# My new one owner 1974 bobcat



## Deeds (Jun 4, 2020)

Im the lucky owner of one of the best snow throwers built in my opinion.this machine i just waxed an is almost mint,except for a very little paint worn on the inside of the chute,an even most of the paint there is un touched!!! My only question is,what does evwryone use for the drive gear lubricant where the pipe plug is?


----------



## micah68kj (Oct 8, 2011)

Sorry bud. I know nothing about those old Bob caTs.google is your friend. YouTube too.
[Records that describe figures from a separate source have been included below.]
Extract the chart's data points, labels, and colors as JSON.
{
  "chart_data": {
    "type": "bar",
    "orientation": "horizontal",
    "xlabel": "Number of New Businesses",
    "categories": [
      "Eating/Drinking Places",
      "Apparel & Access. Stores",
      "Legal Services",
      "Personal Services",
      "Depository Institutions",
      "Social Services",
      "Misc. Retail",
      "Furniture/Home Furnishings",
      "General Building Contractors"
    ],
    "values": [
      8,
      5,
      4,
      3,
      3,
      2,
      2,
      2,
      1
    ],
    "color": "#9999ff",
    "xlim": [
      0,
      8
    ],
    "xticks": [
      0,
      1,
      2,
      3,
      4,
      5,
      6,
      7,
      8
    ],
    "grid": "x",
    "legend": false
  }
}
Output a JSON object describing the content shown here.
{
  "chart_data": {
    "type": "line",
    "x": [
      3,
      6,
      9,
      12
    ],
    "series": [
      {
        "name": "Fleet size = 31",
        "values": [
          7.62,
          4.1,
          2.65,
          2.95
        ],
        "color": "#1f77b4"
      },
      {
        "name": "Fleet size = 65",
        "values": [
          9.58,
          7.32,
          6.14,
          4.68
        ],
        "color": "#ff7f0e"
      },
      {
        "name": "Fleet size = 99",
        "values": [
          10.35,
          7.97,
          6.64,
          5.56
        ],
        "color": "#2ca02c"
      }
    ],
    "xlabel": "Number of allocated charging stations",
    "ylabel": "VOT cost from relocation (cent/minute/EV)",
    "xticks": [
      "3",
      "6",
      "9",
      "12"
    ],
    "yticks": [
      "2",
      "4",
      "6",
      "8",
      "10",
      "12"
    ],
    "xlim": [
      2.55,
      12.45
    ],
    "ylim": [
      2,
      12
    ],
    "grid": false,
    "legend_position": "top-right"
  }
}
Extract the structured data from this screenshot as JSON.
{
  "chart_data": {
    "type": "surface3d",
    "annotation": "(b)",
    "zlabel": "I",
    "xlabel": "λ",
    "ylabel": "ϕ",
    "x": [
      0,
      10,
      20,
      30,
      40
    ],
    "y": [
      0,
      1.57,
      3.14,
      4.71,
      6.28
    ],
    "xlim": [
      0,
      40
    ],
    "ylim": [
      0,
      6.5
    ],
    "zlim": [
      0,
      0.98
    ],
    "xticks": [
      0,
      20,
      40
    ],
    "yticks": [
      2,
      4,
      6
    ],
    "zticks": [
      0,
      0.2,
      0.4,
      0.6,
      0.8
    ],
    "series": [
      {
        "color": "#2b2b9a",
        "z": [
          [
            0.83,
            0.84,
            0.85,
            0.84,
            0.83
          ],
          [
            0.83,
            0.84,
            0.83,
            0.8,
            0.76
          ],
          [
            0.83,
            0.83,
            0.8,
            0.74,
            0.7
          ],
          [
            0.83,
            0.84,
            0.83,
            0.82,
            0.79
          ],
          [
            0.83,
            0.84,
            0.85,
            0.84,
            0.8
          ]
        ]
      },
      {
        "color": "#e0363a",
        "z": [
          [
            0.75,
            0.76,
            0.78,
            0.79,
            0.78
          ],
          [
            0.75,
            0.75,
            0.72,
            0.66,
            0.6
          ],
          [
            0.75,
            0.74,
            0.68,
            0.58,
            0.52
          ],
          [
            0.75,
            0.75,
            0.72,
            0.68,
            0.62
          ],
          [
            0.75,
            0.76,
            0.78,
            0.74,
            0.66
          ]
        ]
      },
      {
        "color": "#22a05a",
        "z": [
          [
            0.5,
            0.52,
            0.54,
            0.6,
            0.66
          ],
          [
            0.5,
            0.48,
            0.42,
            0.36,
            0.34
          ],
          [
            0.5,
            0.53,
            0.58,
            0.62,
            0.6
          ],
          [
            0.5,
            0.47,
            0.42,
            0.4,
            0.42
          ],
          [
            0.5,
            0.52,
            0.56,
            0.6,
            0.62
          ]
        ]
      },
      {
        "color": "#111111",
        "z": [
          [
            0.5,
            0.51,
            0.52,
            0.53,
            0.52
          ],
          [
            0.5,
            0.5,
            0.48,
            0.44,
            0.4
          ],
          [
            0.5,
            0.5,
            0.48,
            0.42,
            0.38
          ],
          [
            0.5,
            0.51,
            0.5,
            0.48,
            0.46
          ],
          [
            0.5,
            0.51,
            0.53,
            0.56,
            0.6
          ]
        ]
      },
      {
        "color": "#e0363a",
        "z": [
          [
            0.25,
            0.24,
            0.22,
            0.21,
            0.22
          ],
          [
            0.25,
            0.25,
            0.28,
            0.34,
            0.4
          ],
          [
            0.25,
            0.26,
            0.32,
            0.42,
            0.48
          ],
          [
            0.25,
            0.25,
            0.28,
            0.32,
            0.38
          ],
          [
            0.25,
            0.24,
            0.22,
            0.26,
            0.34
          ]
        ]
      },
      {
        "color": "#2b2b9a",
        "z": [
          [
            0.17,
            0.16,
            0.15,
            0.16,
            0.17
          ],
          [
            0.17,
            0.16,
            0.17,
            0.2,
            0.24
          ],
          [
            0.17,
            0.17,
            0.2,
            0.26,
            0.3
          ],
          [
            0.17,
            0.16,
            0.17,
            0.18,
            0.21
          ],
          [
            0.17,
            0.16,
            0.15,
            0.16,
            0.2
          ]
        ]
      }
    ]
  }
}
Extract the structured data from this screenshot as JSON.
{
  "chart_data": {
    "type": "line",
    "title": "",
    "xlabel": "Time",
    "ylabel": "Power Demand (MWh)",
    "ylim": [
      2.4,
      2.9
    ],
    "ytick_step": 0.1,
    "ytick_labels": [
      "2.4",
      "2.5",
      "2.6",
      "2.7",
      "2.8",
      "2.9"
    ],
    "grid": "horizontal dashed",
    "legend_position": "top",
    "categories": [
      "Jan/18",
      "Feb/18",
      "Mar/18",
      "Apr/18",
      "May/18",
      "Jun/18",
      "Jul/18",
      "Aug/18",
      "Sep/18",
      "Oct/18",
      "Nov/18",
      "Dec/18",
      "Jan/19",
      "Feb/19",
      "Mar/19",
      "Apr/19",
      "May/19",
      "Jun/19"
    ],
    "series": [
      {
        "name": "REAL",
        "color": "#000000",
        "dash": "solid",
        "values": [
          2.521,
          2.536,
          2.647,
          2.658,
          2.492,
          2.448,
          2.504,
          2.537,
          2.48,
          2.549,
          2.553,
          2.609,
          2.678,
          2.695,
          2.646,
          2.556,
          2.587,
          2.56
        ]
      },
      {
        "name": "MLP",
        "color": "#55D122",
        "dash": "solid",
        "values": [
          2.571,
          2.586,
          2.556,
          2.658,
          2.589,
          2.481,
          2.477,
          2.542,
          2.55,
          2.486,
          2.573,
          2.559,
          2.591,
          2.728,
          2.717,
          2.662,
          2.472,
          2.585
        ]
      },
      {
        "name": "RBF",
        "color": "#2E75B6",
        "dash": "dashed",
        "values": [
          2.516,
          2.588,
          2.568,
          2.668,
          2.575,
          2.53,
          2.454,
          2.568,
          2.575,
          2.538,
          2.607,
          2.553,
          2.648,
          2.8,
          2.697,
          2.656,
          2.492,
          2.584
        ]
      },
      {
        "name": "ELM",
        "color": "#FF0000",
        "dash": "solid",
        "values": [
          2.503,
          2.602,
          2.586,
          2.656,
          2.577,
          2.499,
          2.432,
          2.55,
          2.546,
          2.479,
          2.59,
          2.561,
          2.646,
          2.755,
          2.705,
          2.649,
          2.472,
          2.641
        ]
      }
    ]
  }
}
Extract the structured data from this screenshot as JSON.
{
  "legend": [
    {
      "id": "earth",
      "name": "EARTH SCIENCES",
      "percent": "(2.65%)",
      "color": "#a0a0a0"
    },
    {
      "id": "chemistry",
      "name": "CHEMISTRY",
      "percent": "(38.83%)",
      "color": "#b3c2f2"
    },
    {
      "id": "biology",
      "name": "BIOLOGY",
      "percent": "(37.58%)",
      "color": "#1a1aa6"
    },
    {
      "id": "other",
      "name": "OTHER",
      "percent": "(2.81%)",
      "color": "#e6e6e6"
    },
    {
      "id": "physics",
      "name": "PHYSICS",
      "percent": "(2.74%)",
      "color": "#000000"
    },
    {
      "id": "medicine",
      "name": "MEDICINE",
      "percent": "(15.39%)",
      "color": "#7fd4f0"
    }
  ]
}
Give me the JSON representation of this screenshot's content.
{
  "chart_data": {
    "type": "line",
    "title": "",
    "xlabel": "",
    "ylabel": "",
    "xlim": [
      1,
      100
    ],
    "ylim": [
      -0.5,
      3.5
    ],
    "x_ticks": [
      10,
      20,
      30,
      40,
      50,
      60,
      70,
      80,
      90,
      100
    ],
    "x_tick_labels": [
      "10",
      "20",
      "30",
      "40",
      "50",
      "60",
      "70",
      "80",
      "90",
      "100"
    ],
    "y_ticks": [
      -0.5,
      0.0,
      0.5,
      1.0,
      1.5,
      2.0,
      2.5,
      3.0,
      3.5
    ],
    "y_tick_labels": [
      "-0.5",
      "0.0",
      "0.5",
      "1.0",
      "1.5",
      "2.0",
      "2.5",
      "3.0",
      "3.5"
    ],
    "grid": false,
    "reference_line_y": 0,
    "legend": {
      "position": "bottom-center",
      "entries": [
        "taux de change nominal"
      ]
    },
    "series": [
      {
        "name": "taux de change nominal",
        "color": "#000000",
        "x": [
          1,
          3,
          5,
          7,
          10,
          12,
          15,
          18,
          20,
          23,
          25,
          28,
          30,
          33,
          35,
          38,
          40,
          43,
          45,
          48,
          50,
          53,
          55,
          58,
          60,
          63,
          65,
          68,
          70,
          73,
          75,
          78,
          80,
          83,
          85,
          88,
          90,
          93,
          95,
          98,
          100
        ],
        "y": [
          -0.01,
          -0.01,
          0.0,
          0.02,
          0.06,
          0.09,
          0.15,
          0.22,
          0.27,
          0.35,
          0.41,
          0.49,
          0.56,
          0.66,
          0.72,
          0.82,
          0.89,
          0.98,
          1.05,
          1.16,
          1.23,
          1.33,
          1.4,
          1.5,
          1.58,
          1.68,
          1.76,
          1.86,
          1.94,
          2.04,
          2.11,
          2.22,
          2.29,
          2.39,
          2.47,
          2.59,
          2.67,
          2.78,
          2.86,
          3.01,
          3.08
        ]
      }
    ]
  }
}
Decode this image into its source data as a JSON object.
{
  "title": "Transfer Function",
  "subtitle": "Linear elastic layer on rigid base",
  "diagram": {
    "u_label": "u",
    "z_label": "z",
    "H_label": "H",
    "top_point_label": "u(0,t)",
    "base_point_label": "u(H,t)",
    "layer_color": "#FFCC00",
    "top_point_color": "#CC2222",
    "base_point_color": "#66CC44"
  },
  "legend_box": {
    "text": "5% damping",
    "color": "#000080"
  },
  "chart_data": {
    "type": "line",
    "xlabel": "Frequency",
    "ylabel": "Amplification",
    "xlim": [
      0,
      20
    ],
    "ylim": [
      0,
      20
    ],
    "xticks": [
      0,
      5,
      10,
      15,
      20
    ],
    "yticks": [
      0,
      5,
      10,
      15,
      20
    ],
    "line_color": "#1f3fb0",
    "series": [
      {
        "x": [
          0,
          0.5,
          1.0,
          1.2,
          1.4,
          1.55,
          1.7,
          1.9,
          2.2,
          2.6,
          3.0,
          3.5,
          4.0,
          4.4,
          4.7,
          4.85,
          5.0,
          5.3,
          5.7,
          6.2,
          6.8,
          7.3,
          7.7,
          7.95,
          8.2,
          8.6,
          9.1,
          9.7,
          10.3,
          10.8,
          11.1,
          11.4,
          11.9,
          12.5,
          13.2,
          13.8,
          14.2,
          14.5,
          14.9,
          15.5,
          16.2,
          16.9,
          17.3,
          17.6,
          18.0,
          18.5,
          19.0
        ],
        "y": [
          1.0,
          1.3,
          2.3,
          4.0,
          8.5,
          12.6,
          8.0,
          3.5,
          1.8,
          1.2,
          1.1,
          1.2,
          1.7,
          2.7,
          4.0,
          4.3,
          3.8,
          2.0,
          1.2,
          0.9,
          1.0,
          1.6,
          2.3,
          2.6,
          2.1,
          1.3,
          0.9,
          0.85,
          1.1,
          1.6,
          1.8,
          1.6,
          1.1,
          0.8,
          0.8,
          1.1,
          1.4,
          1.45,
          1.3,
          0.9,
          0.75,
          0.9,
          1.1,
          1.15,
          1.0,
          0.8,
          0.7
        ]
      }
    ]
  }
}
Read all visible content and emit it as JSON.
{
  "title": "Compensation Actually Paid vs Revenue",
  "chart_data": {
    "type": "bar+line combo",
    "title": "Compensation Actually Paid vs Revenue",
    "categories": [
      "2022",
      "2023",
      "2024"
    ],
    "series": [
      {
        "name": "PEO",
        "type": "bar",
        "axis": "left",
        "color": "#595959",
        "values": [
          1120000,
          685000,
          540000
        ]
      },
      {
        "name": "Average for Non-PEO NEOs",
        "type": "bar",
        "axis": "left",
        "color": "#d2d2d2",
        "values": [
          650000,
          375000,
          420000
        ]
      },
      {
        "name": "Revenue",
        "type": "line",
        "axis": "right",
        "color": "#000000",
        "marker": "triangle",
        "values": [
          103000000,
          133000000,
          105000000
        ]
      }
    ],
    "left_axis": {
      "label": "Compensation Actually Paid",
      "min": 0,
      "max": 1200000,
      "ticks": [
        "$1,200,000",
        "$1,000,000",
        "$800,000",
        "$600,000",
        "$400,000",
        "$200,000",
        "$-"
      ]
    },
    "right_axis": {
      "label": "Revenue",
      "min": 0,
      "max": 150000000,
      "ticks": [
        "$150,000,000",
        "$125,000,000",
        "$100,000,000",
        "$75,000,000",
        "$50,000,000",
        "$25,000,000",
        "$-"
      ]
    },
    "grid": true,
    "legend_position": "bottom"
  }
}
Very nice looking blower.


----------



## dbert (Aug 25, 2013)

That looks great. Sorry, I don't know either but there are some Bobcat enthusiasts here that will know.
If I were just going to guess I'd guess (brass safe) 80/90wt gear oil. But again, wait until the experts chime in. I have used 000 grease in snowblower gearboxes that were original 90wt with no consequences. I tried it because the seals were leaking a bit with oil but didn't with the #000 grease.
Edit: In case you didn't know...there is a bobcat subforum here
Bob-caT/Bear-caT Snowblowers


----------



## Deeds (Jun 4, 2020)

dbert said:


> That looks great. Sorry, I don't know either but there are some Bobcat enthusiasts here that will know.
> If I were just going to guess I'd guess (brass safe) 80/90wt gear oil. But again, wait until the experts chime in. I have used 000 grease in snowblower gearboxes that were original 90wt with no consequences. I tried it because the seals were leaking a bit with oil but didn't with the #000 grease.
> Edit: In case you didn't know...there is a bobcat subforum here
> Bob-caT/Bear-caT Snowblowers


Thank you all very much,im new an not very computer literate,learning to navigate,i thought i was asking in the bobcat section,i apoligize


----------



## marspatt (Dec 4, 2014)

Deeds said:


> Thank you all very much,im new an not very computer literate,learning to navigate,i thought i was asking in the bobcat section,i apoligize





Deeds said:


> Thank you all very much,im new an not very computer literate,learning to navigate,i thought i was asking in the bobcat section,i apoligize


I have a 1978 Bob-Cat with a Briggs engine Model 130252. The Briggs manual for it says to use SAE 30 in the gear reduction which I'm doing with no ill effect. "Drain oil after every 100 hours of operation or every season, whichever occurs first. To refill, pour SAE 30 oil into oil fill hole until it runs out level check hole. Oil fill plug has a vent hole and must be installed on top of gear case cover."


----------